All About Those Basics
Almost any independent setup will have a few universal needs: a reliable laptop, wifi, the software you’ll need, and good – even if basic – bookkeeping practices. Leave no stone unturned when it comes to counting expenses; many things are allowed that you might not expect, such as research and development you’ve done before setting up the business.
Is your work going to be straightforward? You want to be a writer and intend to market yourself as such to technology companies. Or is your path more curved? You’ve realised that you can make money on both your homemade beer and upcycled wooden lamps.
In the first instance, you could certainly choose the freelance path of sole trader. Your expenses will likely be minimal or at least uncomplicated, and you need only register with the HMRC for self-assessment. When filing time comes, the HMRC will calculate your tax for you. You also have more leeway in your accounting in this structure: your income can be reflected as personal. You actually can employ people as a sole trader, but you cannot operate under a separate business name.
When you begin using a limited corporation designation, you become responsible for new accounting procedures and for paying new taxes. Some aspects sound complicated, but they aren’t really: You need a director, which can be you; and you need at least one shareholder, which can also be you. As a limited corporation, you can choose a name for your business. SME accounting specialists caution that, with this status, you can end up paying more tax, so you need to weigh what your liability could be against your potential income.
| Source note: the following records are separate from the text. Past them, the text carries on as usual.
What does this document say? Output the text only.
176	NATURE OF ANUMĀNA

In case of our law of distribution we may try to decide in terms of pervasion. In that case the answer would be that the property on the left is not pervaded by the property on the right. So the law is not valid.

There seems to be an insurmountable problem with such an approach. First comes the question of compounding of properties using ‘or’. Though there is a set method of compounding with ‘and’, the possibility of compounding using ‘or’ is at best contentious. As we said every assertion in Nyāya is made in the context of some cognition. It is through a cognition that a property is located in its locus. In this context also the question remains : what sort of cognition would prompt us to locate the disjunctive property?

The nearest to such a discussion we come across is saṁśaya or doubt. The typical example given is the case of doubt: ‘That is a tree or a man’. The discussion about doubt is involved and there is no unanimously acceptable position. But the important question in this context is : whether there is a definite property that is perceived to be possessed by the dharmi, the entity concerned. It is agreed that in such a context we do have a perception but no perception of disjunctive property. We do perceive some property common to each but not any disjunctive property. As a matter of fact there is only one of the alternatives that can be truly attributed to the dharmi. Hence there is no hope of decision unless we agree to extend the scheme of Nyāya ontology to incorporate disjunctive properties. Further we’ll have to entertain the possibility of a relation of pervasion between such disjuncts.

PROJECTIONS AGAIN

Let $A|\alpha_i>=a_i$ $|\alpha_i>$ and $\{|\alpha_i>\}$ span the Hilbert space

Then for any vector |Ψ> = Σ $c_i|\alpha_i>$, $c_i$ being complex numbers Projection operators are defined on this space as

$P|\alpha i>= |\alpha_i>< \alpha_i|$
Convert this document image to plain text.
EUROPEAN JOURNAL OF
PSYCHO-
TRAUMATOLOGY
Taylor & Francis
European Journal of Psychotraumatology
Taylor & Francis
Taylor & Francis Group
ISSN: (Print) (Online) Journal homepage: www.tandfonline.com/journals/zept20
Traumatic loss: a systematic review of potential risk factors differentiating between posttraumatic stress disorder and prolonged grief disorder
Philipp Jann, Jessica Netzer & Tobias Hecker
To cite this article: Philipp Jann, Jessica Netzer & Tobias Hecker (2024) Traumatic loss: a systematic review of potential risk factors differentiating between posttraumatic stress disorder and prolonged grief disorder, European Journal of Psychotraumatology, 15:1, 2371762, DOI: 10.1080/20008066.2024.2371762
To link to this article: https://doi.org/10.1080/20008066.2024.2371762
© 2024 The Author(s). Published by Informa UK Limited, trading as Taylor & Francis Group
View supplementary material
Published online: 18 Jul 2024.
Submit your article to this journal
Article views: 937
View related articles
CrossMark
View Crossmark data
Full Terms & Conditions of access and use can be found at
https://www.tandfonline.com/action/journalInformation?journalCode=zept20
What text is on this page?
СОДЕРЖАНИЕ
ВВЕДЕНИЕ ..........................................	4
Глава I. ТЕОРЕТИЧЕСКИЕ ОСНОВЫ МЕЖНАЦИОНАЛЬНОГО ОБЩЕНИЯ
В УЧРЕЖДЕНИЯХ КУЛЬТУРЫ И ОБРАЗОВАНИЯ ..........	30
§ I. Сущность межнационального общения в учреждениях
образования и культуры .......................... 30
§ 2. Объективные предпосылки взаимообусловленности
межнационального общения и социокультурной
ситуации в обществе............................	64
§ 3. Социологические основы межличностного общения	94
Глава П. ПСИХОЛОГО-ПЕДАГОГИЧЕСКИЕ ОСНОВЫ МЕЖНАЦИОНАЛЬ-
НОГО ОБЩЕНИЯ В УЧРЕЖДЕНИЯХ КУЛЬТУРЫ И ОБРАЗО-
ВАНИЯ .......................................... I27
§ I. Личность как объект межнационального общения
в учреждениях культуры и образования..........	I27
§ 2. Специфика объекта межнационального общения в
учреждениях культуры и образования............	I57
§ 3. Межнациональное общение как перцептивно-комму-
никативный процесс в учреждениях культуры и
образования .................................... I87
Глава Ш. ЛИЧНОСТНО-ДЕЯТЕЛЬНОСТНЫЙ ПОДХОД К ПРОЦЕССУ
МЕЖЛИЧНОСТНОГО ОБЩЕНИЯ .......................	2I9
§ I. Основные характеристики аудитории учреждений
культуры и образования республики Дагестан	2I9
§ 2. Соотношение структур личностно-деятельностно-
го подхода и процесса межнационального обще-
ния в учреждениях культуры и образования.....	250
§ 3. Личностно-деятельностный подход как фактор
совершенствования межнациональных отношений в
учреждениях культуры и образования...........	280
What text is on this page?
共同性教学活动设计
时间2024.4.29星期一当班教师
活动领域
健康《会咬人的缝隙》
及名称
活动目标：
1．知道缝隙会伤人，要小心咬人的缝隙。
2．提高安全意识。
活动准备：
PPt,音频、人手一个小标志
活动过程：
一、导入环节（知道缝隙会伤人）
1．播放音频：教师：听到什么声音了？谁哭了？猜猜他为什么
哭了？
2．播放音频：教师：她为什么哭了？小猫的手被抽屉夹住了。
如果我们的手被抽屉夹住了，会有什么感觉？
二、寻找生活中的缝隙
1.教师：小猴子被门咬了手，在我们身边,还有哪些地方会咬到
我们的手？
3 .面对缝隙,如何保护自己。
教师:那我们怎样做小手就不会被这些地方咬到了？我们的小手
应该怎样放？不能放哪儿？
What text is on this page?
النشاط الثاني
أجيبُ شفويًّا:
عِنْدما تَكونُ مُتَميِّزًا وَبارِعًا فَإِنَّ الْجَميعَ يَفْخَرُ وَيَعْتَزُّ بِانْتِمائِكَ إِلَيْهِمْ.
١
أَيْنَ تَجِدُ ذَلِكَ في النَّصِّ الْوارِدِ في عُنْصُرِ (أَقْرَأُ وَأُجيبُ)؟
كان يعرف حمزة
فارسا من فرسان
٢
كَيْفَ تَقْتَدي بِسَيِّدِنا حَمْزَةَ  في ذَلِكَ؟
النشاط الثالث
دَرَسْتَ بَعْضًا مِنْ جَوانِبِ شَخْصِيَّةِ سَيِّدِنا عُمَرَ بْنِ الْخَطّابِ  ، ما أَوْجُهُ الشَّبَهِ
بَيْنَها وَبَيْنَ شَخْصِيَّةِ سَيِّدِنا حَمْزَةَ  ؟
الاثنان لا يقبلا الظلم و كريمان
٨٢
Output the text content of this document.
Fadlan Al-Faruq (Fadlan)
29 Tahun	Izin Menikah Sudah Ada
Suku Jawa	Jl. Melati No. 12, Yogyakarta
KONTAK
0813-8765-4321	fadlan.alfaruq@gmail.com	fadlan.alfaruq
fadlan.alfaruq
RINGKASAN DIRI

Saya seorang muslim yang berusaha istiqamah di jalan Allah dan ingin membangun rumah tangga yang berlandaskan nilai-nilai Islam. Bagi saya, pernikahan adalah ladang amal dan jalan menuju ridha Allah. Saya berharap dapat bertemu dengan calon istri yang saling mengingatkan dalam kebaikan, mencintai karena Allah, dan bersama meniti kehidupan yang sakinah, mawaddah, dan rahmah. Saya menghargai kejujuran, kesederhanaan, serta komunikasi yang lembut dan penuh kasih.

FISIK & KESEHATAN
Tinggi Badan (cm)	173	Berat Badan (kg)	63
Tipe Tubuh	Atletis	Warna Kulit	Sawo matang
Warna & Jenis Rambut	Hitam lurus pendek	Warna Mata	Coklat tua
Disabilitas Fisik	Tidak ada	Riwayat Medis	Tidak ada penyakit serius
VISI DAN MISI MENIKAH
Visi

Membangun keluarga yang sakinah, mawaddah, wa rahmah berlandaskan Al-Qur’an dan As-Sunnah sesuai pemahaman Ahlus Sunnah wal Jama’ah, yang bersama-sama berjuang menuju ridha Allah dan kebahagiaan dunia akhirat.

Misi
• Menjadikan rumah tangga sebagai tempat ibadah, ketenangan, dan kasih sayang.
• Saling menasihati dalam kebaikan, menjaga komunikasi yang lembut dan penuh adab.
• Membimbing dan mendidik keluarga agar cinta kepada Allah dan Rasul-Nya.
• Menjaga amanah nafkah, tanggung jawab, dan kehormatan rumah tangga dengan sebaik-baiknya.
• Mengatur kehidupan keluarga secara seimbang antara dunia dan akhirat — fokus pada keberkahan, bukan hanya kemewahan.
Another consideration is that many businesses will contract only with limited corporations. Survey friends and former colleagues (or current ones, if it doesn’t jeopardise you) about whether their companies have requirements regarding contractor status.
For your initial research, the HMRC’s website provides clear information on the different designations and can even provide you with advice on setting up.
Nothing is set in stone, so you could change your status at any time, but which you choose could have bearing on, and should be influenced by, how you intend to build your brand.
Now it’s time to get out your crystal ball and see if you can get a glimpse of you in three years’ time. Are you writing away in your home office with the occasional foray to a city centre café for a steady stream of interesting clients? Maybe you find yourself unable to meet orders on those cool lamps and need to bring in some help.
Do some exercises, even if they’re just on notebook paper, of creating materials and a website that markets you. Try on different personalities and voices. Maybe your product or service would benefit from having a name other than your own, or you want the work to be associated with you personally. Get outside opinions on how your pitch comes over.
How would choosing limited corporation or sole trader affect your graphic design scheme or website? Consider the potential “hidden” costs of a change in your status: a redesign, rebranding, reordering of finances.
When setting up, it’s worth a bit of your energy to look at every angle, using both numbers and your imagination to lay the stones for your path.